Waffling on a bit, other use cases have other transforms. This implementation of k-means uses the Euclidean distance to form clusters, but if you were clustering documents using word vectors you'd likely be using the cosine similarity and scaling the vectors by the inverse document-frequency of the terms. This technique weights rare terms higher than common ones in order to eliminate some of the noise associated with clustering in very high dimensions.

*... reads documentation*

Hey, wait! There was a **norm** function hiding in the documentation all along.

```
pdl> p norm $x
[
[ 0 0.13483997 0.26967994 0.40451992 0.53935989 0.67419986]
[0.28252897 0.32961713 0.37670529 0.42379345 0.47088161 0.51796977]
[0.33554129 0.36350307 0.39146484 0.41942662 0.44738839 0.47535017]
[0.35722443 0.37707023 0.39691604 0.41676184 0.43660764 0.45645344]
[0.36896887 0.38434258 0.39971628 0.41508998 0.43046368 0.44583739]
]
```

What was **that?!?** Not what I was expecting. *backs away slowly, closes door*

Now that I know how to normalize a piddle amongst other things, I really should get back to clustering cars. That's what you came here for, right?

- [0] The files from the Climatic Research Unit (UoEA) are in NetCDF format, so you'll want to check out PDL::NetCDF to read them.
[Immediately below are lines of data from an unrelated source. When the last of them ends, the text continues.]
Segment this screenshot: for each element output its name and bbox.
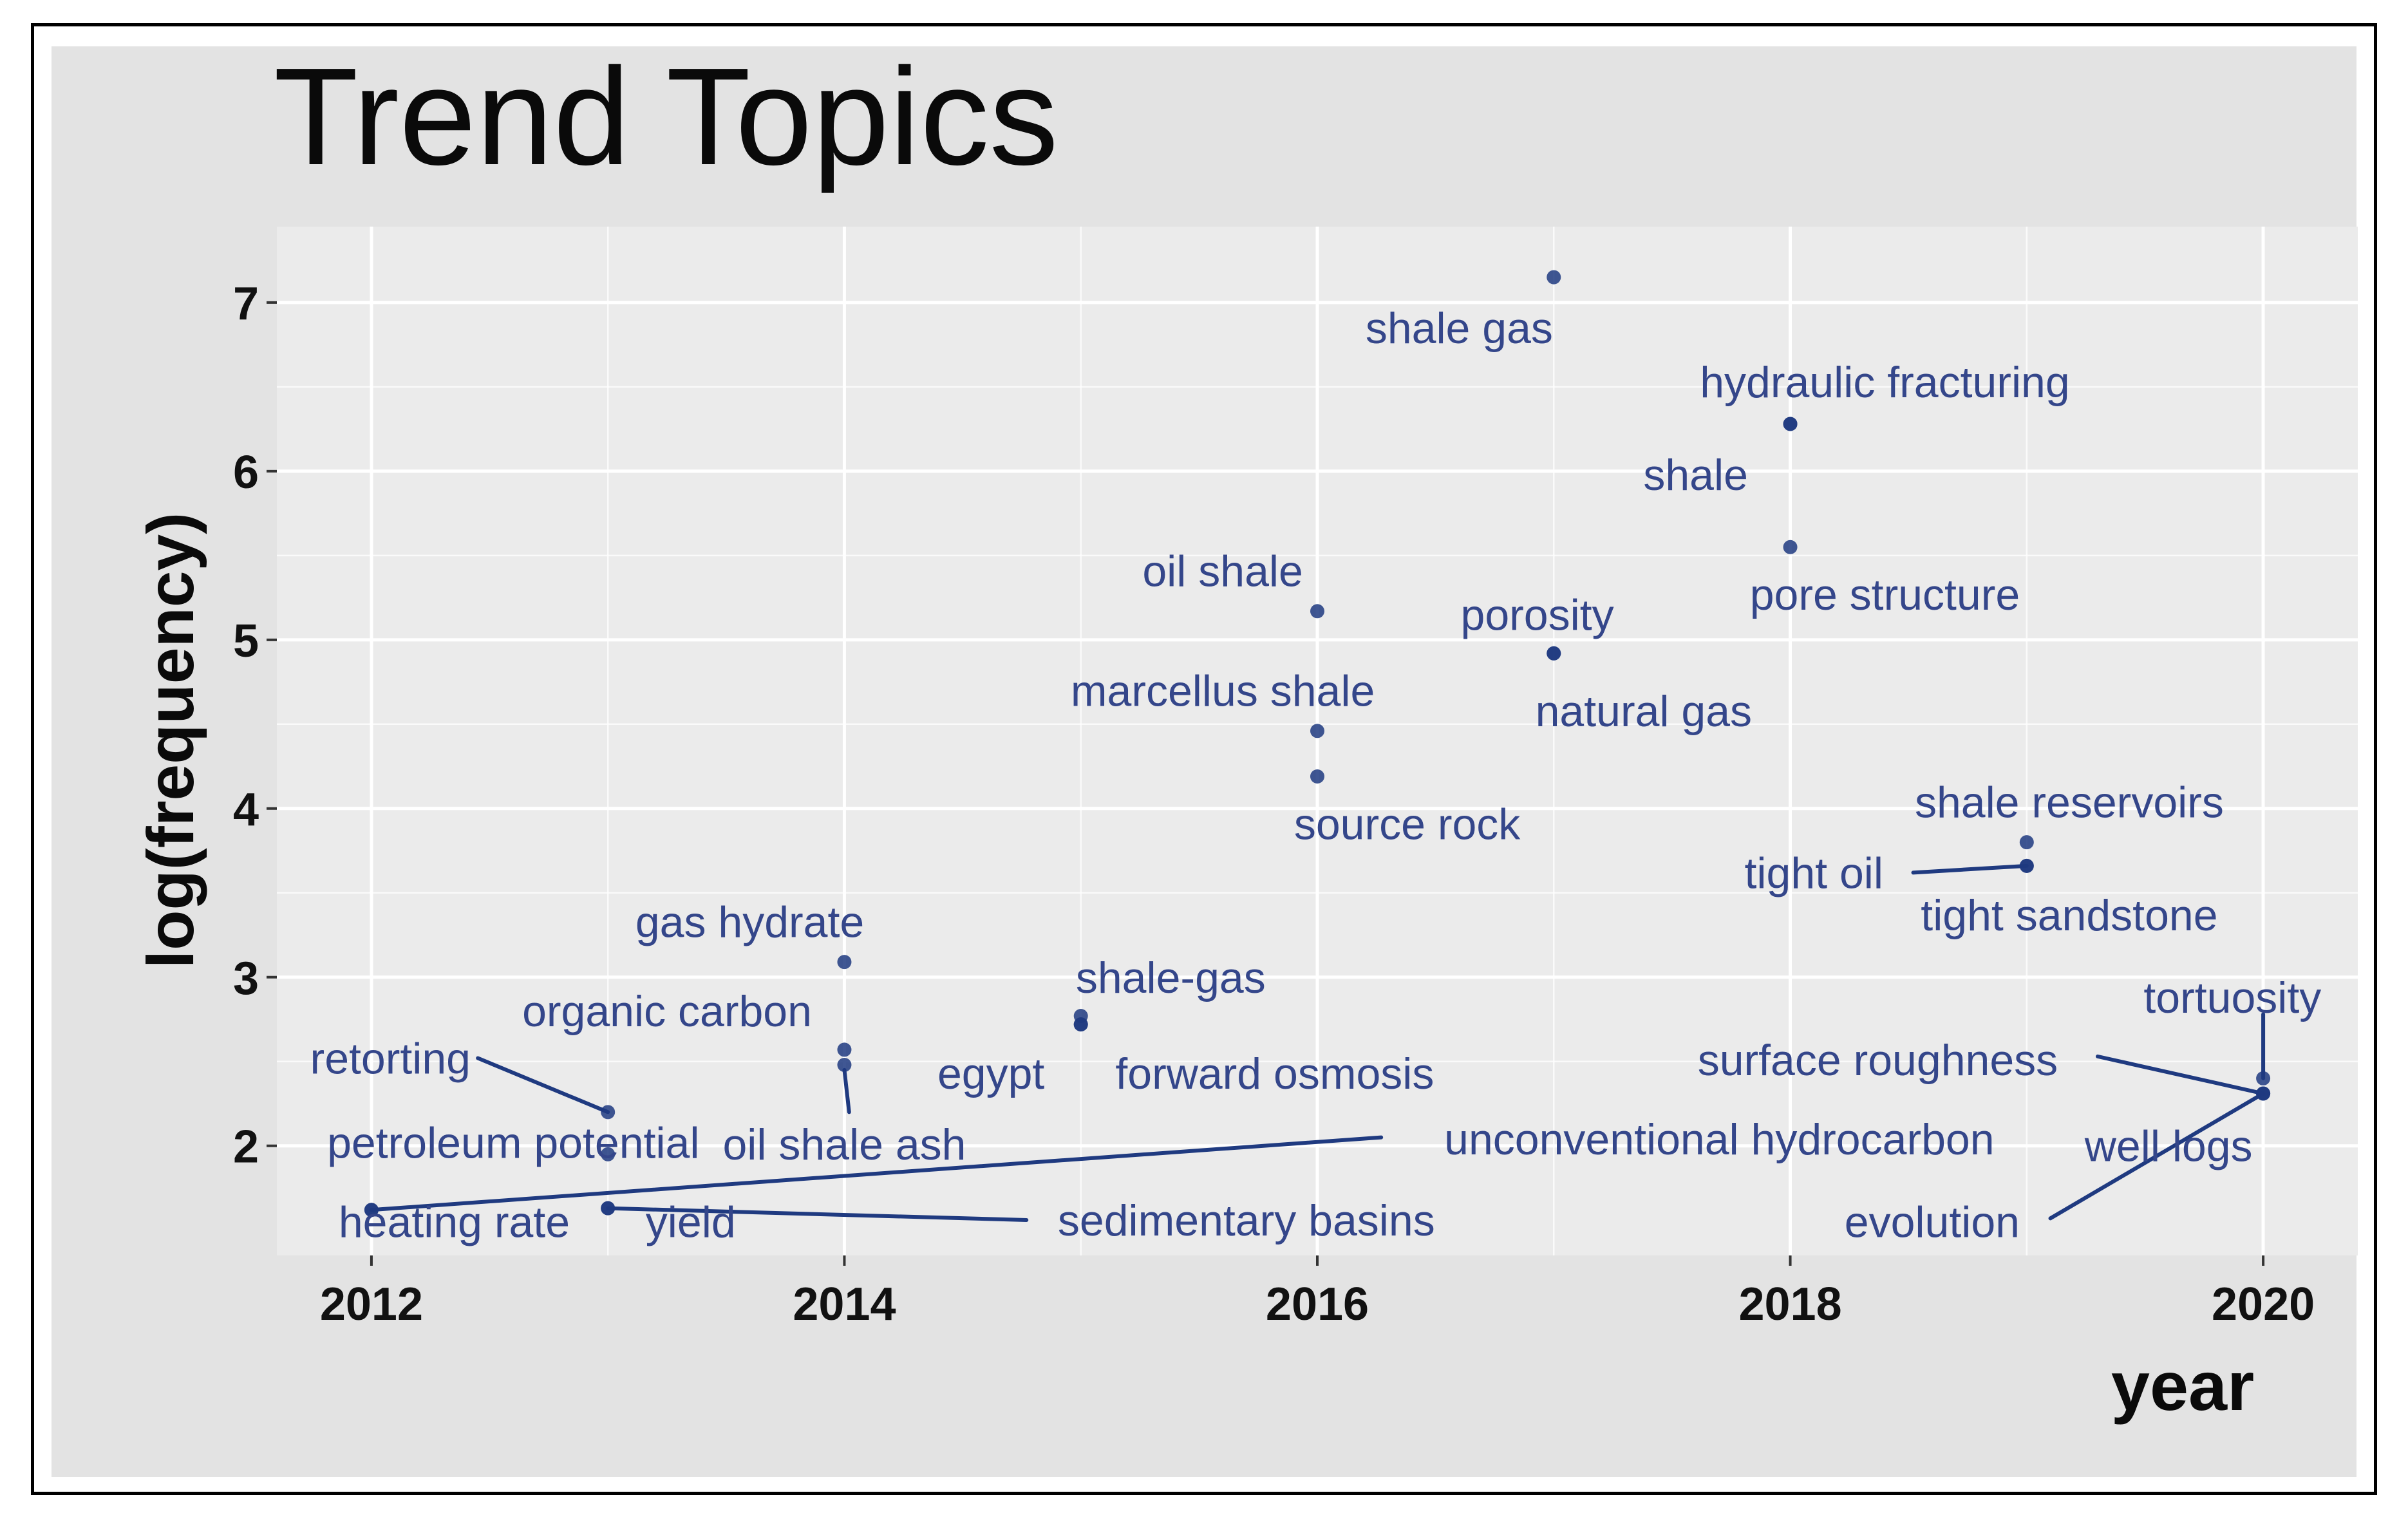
data-point xyxy=(1310,604,1324,619)
point-label: unconventional hydrocarbon xyxy=(1444,1115,1994,1164)
data-point xyxy=(2019,835,2034,850)
point-label: gas hydrate xyxy=(635,897,864,946)
data-point xyxy=(1783,540,1798,554)
data-point xyxy=(601,1147,616,1161)
data-point xyxy=(837,1057,852,1072)
point-label: shale reservoirs xyxy=(1915,778,2224,827)
leader-line xyxy=(842,1067,851,1114)
y-tick-label: 7 xyxy=(233,278,259,330)
point-label: heating rate xyxy=(339,1198,570,1247)
point-label: yield xyxy=(646,1198,736,1247)
data-point xyxy=(601,1105,616,1120)
x-axis-label: year xyxy=(2111,1347,2254,1425)
y-tick-label: 3 xyxy=(233,953,259,1004)
data-point xyxy=(364,1203,379,1217)
point-label: shale gas xyxy=(1366,304,1553,353)
point-label: tortuosity xyxy=(2143,973,2321,1022)
axes: 2012 2014 2016 2018 2020 2 3 4 5 6 7 xyxy=(233,278,2315,1330)
x-tick-label: 2020 xyxy=(2212,1279,2315,1330)
point-label: surface roughness xyxy=(1698,1036,2058,1085)
leader-line xyxy=(2048,1091,2266,1221)
leader-line xyxy=(476,1056,610,1114)
point-label: well logs xyxy=(2084,1122,2253,1171)
data-point xyxy=(1547,646,1561,661)
point-label: shale xyxy=(1643,451,1748,500)
point-label: retorting xyxy=(310,1034,471,1083)
point-labels: shale gas hydraulic fracturing shale pore s… xyxy=(310,304,2322,1246)
point-label: shale-gas xyxy=(1076,954,1266,1002)
point-label: egypt xyxy=(937,1049,1044,1098)
chart-title: Trend Topics xyxy=(274,39,1058,194)
data-point xyxy=(1783,417,1798,431)
y-tick-label: 6 xyxy=(233,447,259,498)
data-point xyxy=(837,1042,852,1057)
leader-line xyxy=(606,1206,1029,1222)
leader-line xyxy=(369,1135,1384,1212)
data-point xyxy=(1310,769,1324,784)
leader-line xyxy=(1911,863,2029,875)
point-label: natural gas xyxy=(1536,687,1752,736)
data-point xyxy=(1547,270,1561,285)
point-label: porosity xyxy=(1461,591,1614,640)
data-point xyxy=(1310,724,1324,738)
point-label: source rock xyxy=(1294,800,1521,849)
point-label: oil shale xyxy=(1142,547,1303,596)
point-label: marcellus shale xyxy=(1071,666,1375,715)
data-point xyxy=(2256,1086,2271,1101)
x-tick-label: 2016 xyxy=(1266,1279,1369,1330)
data-point xyxy=(601,1201,616,1216)
point-label: petroleum potential xyxy=(327,1118,699,1167)
x-tick-label: 2012 xyxy=(320,1279,423,1330)
point-label: hydraulic fracturing xyxy=(1700,358,2069,407)
x-tick-label: 2014 xyxy=(793,1279,896,1330)
leader-line xyxy=(2096,1054,2266,1096)
point-label: evolution xyxy=(1845,1198,2020,1247)
y-axis-label: log(frequency) xyxy=(134,512,207,968)
point-label: tight oil xyxy=(1745,849,1883,897)
data-point xyxy=(2256,1071,2271,1085)
point-label: organic carbon xyxy=(522,987,812,1036)
point-label: pore structure xyxy=(1750,570,2020,619)
point-label: tight sandstone xyxy=(1921,891,2217,940)
y-tick-label: 2 xyxy=(233,1122,259,1173)
x-tick-label: 2018 xyxy=(1738,1279,1841,1330)
point-label: forward osmosis xyxy=(1115,1049,1434,1098)
point-label: sedimentary basins xyxy=(1058,1196,1435,1245)
data-point xyxy=(1073,1017,1088,1032)
data-point xyxy=(837,955,852,970)
data-points xyxy=(364,270,2271,1217)
grid-lines xyxy=(277,227,2358,1255)
leader-lines xyxy=(369,863,2266,1222)
data-point xyxy=(2019,858,2034,873)
y-tick-label: 5 xyxy=(233,615,259,667)
point-label: oil shale ash xyxy=(722,1120,966,1169)
y-tick-label: 4 xyxy=(233,784,259,836)
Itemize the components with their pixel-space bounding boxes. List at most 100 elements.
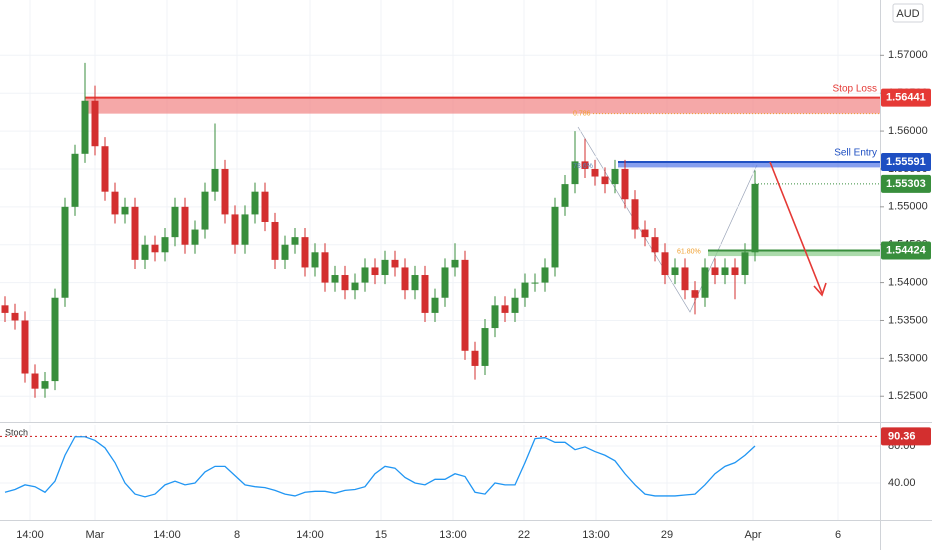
candle-body bbox=[711, 267, 719, 276]
candle-body bbox=[191, 229, 199, 245]
level-zone bbox=[618, 162, 880, 168]
candle-body bbox=[551, 206, 559, 268]
candle-body bbox=[161, 237, 169, 253]
x-tick-label: 13:00 bbox=[439, 529, 467, 541]
candle-body bbox=[301, 237, 309, 268]
candle-body bbox=[571, 161, 579, 185]
candle-body bbox=[351, 282, 359, 291]
price-label-box bbox=[881, 153, 931, 172]
candle-body bbox=[201, 191, 209, 230]
candle-body bbox=[721, 267, 729, 276]
candle-body bbox=[341, 275, 349, 291]
candle-body bbox=[451, 259, 459, 268]
candle-body bbox=[101, 146, 109, 192]
y-tick-label: 1.55000 bbox=[888, 201, 928, 213]
candle-body bbox=[431, 297, 439, 313]
y-tick-label: 1.52500 bbox=[888, 390, 928, 402]
candle-body bbox=[411, 275, 419, 291]
x-tick-label: 6 bbox=[835, 529, 841, 541]
price-label-box bbox=[881, 427, 931, 446]
stoch-title: Stoch bbox=[5, 427, 28, 437]
candle-body bbox=[111, 191, 119, 215]
candle-body bbox=[661, 252, 669, 276]
projection-arrow bbox=[769, 161, 823, 294]
candle-body bbox=[391, 259, 399, 268]
candle-body bbox=[271, 221, 279, 260]
candle-body bbox=[471, 350, 479, 366]
candle-body bbox=[121, 206, 129, 215]
y-tick-label: 1.57000 bbox=[888, 49, 928, 61]
candle-body bbox=[1, 305, 9, 313]
candle-body bbox=[481, 328, 489, 366]
candle-body bbox=[641, 229, 649, 238]
x-tick-label: 22 bbox=[518, 529, 530, 541]
fib-label: 78.6% bbox=[573, 163, 593, 170]
candle-body bbox=[681, 267, 689, 291]
stoch-line bbox=[4, 436, 756, 498]
candle-body bbox=[221, 168, 229, 215]
candle-body bbox=[361, 267, 369, 283]
candle-body bbox=[531, 282, 539, 284]
candle-body bbox=[311, 252, 319, 268]
price-label-box bbox=[881, 174, 931, 193]
level-zone bbox=[85, 97, 880, 114]
price-label: 1.56441 bbox=[886, 92, 926, 104]
candle-body bbox=[231, 214, 239, 245]
candle-body bbox=[381, 259, 389, 276]
candle-body bbox=[631, 199, 639, 230]
y-tick-label: 1.53500 bbox=[888, 314, 928, 326]
candle-body bbox=[91, 100, 99, 147]
x-tick-label: 29 bbox=[661, 529, 673, 541]
candle-body bbox=[251, 191, 259, 215]
candle-body bbox=[461, 259, 469, 351]
x-tick-label: Apr bbox=[744, 529, 761, 541]
candle-body bbox=[331, 275, 339, 283]
x-tick-label: 14:00 bbox=[153, 529, 181, 541]
candle-body bbox=[371, 267, 379, 276]
candle-body bbox=[11, 312, 19, 321]
x-tick-label: 14:00 bbox=[296, 529, 324, 541]
x-tick-label: 14:00 bbox=[16, 529, 44, 541]
x-tick-label: 15 bbox=[375, 529, 387, 541]
candle-body bbox=[581, 161, 589, 169]
candle-body bbox=[281, 244, 289, 260]
fib-label: 0.786 bbox=[573, 110, 591, 117]
level-zone bbox=[708, 250, 880, 257]
candle-body bbox=[31, 373, 39, 389]
price-label: 1.55303 bbox=[886, 178, 926, 190]
candle-body bbox=[541, 267, 549, 283]
arrow-head bbox=[813, 282, 827, 297]
candle-body bbox=[501, 305, 509, 313]
candle-body bbox=[591, 168, 599, 177]
candle-body bbox=[21, 320, 29, 374]
candle-body bbox=[41, 381, 49, 389]
y-tick-label: 1.56000 bbox=[888, 125, 928, 137]
candle-body bbox=[691, 290, 699, 298]
candle-body bbox=[151, 244, 159, 253]
candle-body bbox=[241, 214, 249, 245]
candle-body bbox=[491, 305, 499, 329]
candle-body bbox=[511, 297, 519, 313]
candle-body bbox=[611, 168, 619, 185]
candle-body bbox=[321, 252, 329, 283]
candle-body bbox=[601, 176, 609, 185]
candle-body bbox=[441, 267, 449, 298]
candle-body bbox=[731, 267, 739, 276]
candle-body bbox=[741, 252, 749, 276]
currency-box[interactable] bbox=[892, 3, 924, 23]
y-tick-label: 40.00 bbox=[888, 477, 916, 489]
price-label-box bbox=[881, 88, 931, 107]
candle-body bbox=[671, 267, 679, 276]
candle-body bbox=[61, 206, 69, 298]
price-label: 90.36 bbox=[888, 430, 916, 442]
candle-body bbox=[521, 282, 529, 298]
candle-body bbox=[421, 275, 429, 313]
level-label: Stop Loss bbox=[833, 83, 877, 94]
candle-body bbox=[751, 183, 759, 253]
candle-body bbox=[51, 297, 59, 382]
x-tick-label: Mar bbox=[86, 529, 105, 541]
candle-body bbox=[621, 168, 629, 200]
candle-body bbox=[171, 206, 179, 238]
x-tick-label: 13:00 bbox=[582, 529, 610, 541]
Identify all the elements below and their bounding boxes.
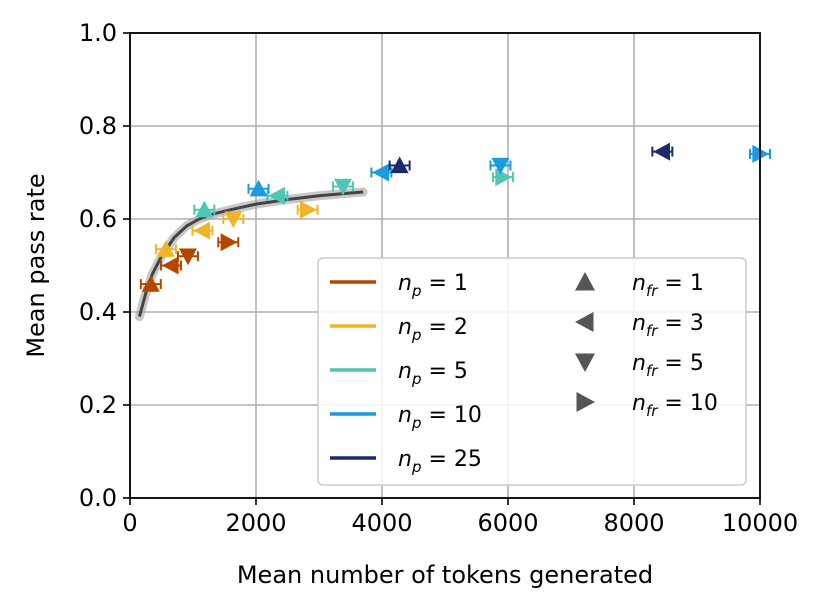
- legend-marker-left: [575, 312, 594, 332]
- tick-labels: 0 2000 4000 6000 8000 10000 0.0 0.2 0.4 0.6 0.8 1.0: [79, 19, 798, 537]
- y-tick-label: 0.2: [79, 391, 117, 419]
- legend-box: [317, 257, 747, 486]
- legend-label: np = 1: [398, 271, 468, 300]
- data-point-down: [333, 178, 352, 196]
- legend-label: np = 10: [398, 403, 482, 432]
- legend-label: np = 5: [398, 359, 468, 388]
- y-axis-label: Mean pass rate: [22, 173, 50, 357]
- legend-marker-up: [575, 272, 595, 291]
- series-np25: [388, 142, 674, 174]
- legend-marker-down: [575, 353, 595, 372]
- data-point-left: [161, 256, 179, 275]
- series-np2: [154, 200, 319, 257]
- data-point-right: [300, 200, 317, 219]
- legend-label: np = 25: [398, 447, 482, 476]
- x-tick-label: 8000: [603, 509, 664, 537]
- series-np1: [139, 233, 240, 292]
- y-tick-label: 0.4: [79, 298, 117, 326]
- data-point-up: [195, 200, 214, 218]
- data-point-up: [141, 275, 160, 292]
- legend-label: nfr = 10: [632, 391, 718, 420]
- y-tick-label: 1.0: [79, 19, 117, 47]
- data-point-down: [178, 248, 197, 266]
- data-point-down: [224, 211, 243, 228]
- legend-label: nfr = 5: [632, 351, 704, 380]
- x-tick-label: 10000: [722, 509, 798, 537]
- y-tick-label: 0.0: [79, 484, 117, 512]
- data-point-right: [220, 233, 238, 252]
- data-point-right: [495, 168, 512, 187]
- legend: np = 1 np = 2 np = 5 np = 10 np = 25 nfr = 1 n…: [317, 257, 747, 486]
- data-point-left: [372, 163, 390, 182]
- data-point-up: [390, 156, 409, 174]
- data-point-down: [491, 157, 510, 175]
- data-point-left: [193, 221, 211, 240]
- data-point-left: [268, 186, 286, 205]
- y-tick-label: 0.6: [79, 205, 117, 233]
- data-point-up: [249, 179, 268, 197]
- x-tick-label: 2000: [225, 509, 286, 537]
- x-axis-label: Mean number of tokens generated: [237, 561, 653, 589]
- axes: [123, 32, 761, 505]
- y-tick-label: 0.8: [79, 112, 117, 140]
- legend-marker-right: [576, 392, 595, 412]
- legend-label: np = 2: [398, 315, 468, 344]
- legend-label: nfr = 3: [632, 311, 704, 340]
- data-point-left: [653, 142, 670, 161]
- x-tick-label: 4000: [351, 509, 412, 537]
- x-tick-label: 0: [122, 509, 137, 537]
- plot-frame: [129, 32, 761, 499]
- series-np10: [247, 144, 771, 197]
- x-tick-label: 6000: [477, 509, 538, 537]
- legend-label: nfr = 1: [632, 271, 704, 300]
- series-np5: [193, 168, 514, 218]
- data-point-up: [156, 240, 175, 257]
My replies to comments on the previous post haven't appeared (found them in the spam bucket), so I'll take this space to continue that discussion as I get time.

Thanks, Saif!

Personally, I warm to the serialized posts and conversational tone of authors like byterock and others. The blogging technique I use is to have a vague idea of what I'd like to accomplish, open up an editor and write as I try and make it work, so you get to see a lot of dead ends.

As for a new PDL Book, that takes a lot of work if you just sit down, research and write it. On the other hand, lots of blogs make a chapter and enough chapters make a book. Dave Cross has tried to make publishing Perl books easier through his Perl School) site. There are no delusions that there is any money in this, but that's not really the reason why we write software.

It could be a collaborative effort, if you're interested?